I have been scouring SO for the best way of applying a function that takes multiple separate Pandas DataFrame columns and outputs multiple new columns in the same said DataFrame. Let's say I have the following:
def apply_func_to_df(df):
df[['new_A', 'new_B']] = df.apply(lambda x: transform_func(x['A'], x['B'], x['C']), axis=1)
def transform_func(value_A, value_B, value_C):
# do some processing and transformation and stuff
return new_value_A, new_value_B
I am trying to apply this function as shown above to the whole DataFrame df
in order to output 2 NEW columns. However, this can generalize to a usecase/function that takes in n
DataFrame columns and outputs m
new columns to the same DataFrame.
The following are things I have been looking at (with varying degrees of success):
- Create a Pandas Series for the function call, then append to the existing DataFrame,
- Zip the output columns (but there are some issues that happen in my current implementation)
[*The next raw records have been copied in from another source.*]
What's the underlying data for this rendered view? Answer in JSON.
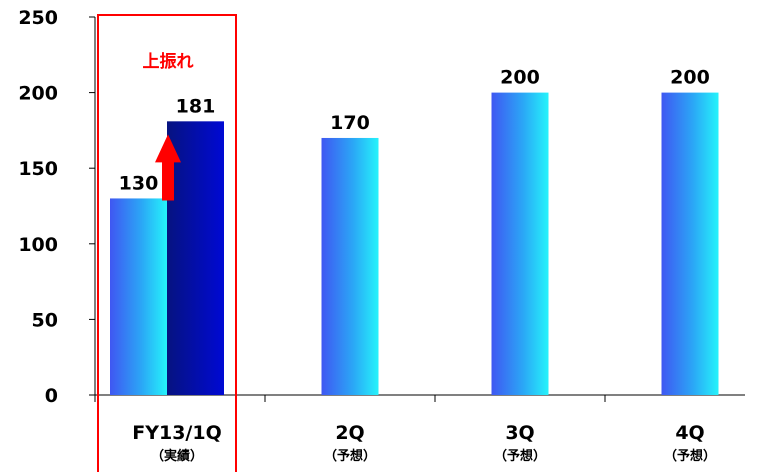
{
  "chart_data": {
    "type": "bar",
    "categories": [
      "FY13/1Q",
      "2Q",
      "3Q",
      "4Q"
    ],
    "category_sublabels": [
      "（実績）",
      "（予想）",
      "（予想）",
      "（予想）"
    ],
    "series": [
      {
        "values": [
          130,
          170,
          200,
          200
        ],
        "color": "#2a6cf0"
      },
      {
        "values": [
          181,
          null,
          null,
          null
        ],
        "color": "#0008c8"
      }
    ],
    "data_labels": [
      [
        "130",
        "170",
        "200",
        "200"
      ],
      [
        "181",
        "",
        "",
        ""
      ]
    ],
    "ylim": [
      0,
      250
    ],
    "yticks": [
      0,
      50,
      100,
      150,
      200,
      250
    ],
    "grid": false,
    "legend": "none",
    "annotation": {
      "text": "上振れ",
      "color": "#ff0000",
      "arrow": "up",
      "from": 130,
      "to": 181
    },
    "highlight_box": {
      "category": "FY13/1Q",
      "color": "#ff0000"
    },
    "title": "",
    "xlabel": "",
    "ylabel": ""
  }
}
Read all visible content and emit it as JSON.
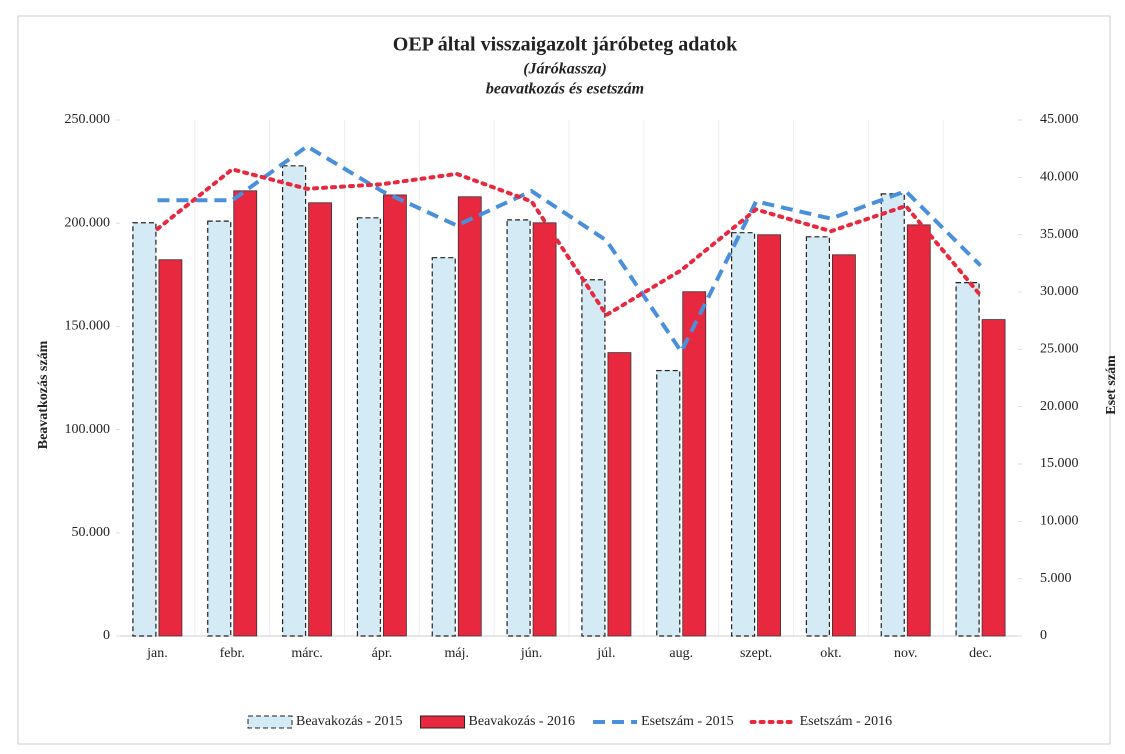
{
  "chart_data": {
    "type": "bar",
    "title": "OEP által visszaigazolt járóbeteg adatok",
    "subtitle": "(Járókassza)",
    "subtitle2": "beavatkozás és esetszám",
    "ylabel": "Beavatkozás szám",
    "y2label": "Eset szám",
    "categories": [
      "jan.",
      "febr.",
      "márc.",
      "ápr.",
      "máj.",
      "jún.",
      "júl.",
      "aug.",
      "szept.",
      "okt.",
      "nov.",
      "dec."
    ],
    "series": [
      {
        "name": "Beavakozás - 2015",
        "type": "bar",
        "color": "#d4eaf4",
        "dash": "dashed",
        "values": [
          200200,
          201000,
          227800,
          202600,
          183300,
          201600,
          172600,
          128600,
          195400,
          193400,
          214200,
          171200
        ]
      },
      {
        "name": "Beavakozás - 2016",
        "type": "bar",
        "color": "#e8283f",
        "values": [
          182300,
          215700,
          209900,
          213700,
          212800,
          200200,
          137300,
          166800,
          194400,
          184700,
          199200,
          153300
        ]
      },
      {
        "name": "Esetszám - 2015",
        "type": "line",
        "axis": "y2",
        "color": "#4a8fdc",
        "dash": "dashed",
        "values": [
          38000,
          38000,
          42700,
          38800,
          35800,
          38800,
          34500,
          24800,
          37900,
          36400,
          38800,
          32300
        ]
      },
      {
        "name": "Esetszám - 2016",
        "type": "line",
        "axis": "y2",
        "color": "#e8283f",
        "dash": "dotted",
        "values": [
          35500,
          40700,
          39000,
          39400,
          40300,
          37900,
          28000,
          31900,
          37200,
          35300,
          37500,
          29700
        ]
      }
    ],
    "ylim": [
      0,
      250000
    ],
    "yticks": [
      0,
      {
        "value": 50000,
        "label": "50.000"
      },
      {
        "value": 100000,
        "label": "100.000"
      },
      {
        "value": 150000,
        "label": "150.000"
      },
      {
        "value": 200000,
        "label": "200.000"
      },
      {
        "value": 250000,
        "label": "250.000"
      }
    ],
    "y2lim": [
      0,
      45000
    ],
    "y2ticks": [
      0,
      {
        "value": 5000,
        "label": "5.000"
      },
      {
        "value": 10000,
        "label": "10.000"
      },
      {
        "value": 15000,
        "label": "15.000"
      },
      {
        "value": 20000,
        "label": "20.000"
      },
      {
        "value": 25000,
        "label": "25.000"
      },
      {
        "value": 30000,
        "label": "30.000"
      },
      {
        "value": 35000,
        "label": "35.000"
      },
      {
        "value": 40000,
        "label": "40.000"
      },
      {
        "value": 45000,
        "label": "45.000"
      }
    ],
    "legend": "bottom"
  }
}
- Re-write the basic function
transform_func
to explicitly expect rows (i.e. fields)A
,B
,C
as follows, then do an apply to the df:
def transform_func_mod(df_row):
# do something with df_row['A'], df_row['B'], df_row['C]
return new_value_A, new_value_B
I would like a very general and Pythonic way to accomplish this task, while taking performance into account (both memory- and time-wise). I would appreciate any input on this, as I have been struggling with this due to my unfamiliarity with Pandas.